Sometimes things go wrong. You forget to turn on the oven, a shell from an egg falls into the bowl, you’re all out of cinnamon, you added the ingredients in the wrong order...something. What a great opportunity to demonstrate problem-solving skills and, if your child is old enough, teamwork to solve it together. This is also your chance to model coping and learning from mistakes. Instead of losing your mind over spilled milk (ha-ha), you can show your child how to take a deep breath and regulate before cleaning it all up. In every day life we don’t often give ourselves the opportunities to demonstrate adult ways of coping and problem-solving and cooking together is a great way to do so.

Helping your child master a challenging task builds confidence and character.

All in all, there are a bunch of ways that cooking is great for kids but what I think the very biggest and best reason to cook with your child is...connection.
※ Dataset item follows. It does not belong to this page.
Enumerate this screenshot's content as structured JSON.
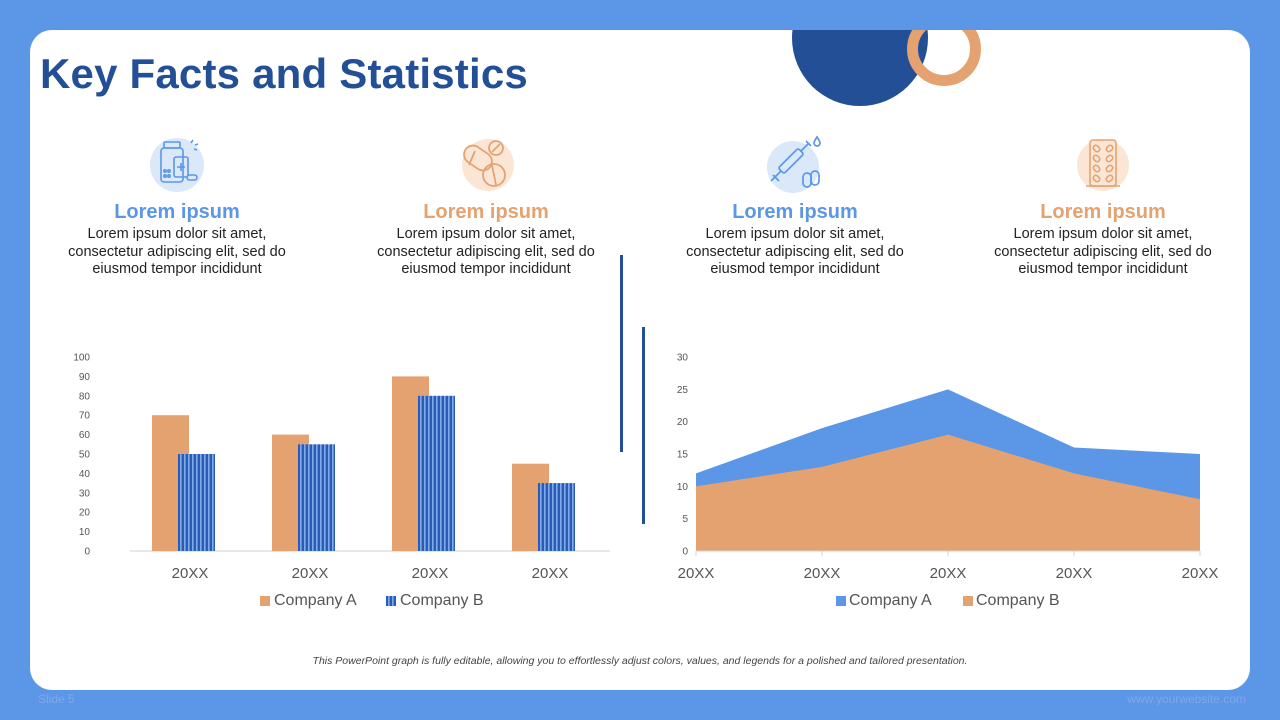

Any time you have fun with your child and really focus on just being together, it will benefit your child in ways we can’t even describe. To me, cooking together is a good standard for parent-child interaction because so much learning can happen while the connection between you is strengthened. Don’t be afraid to do it. Remember, mistakes are learning opportunities and the food certainly doesn’t need to be perfect. Good luck and happy parenting!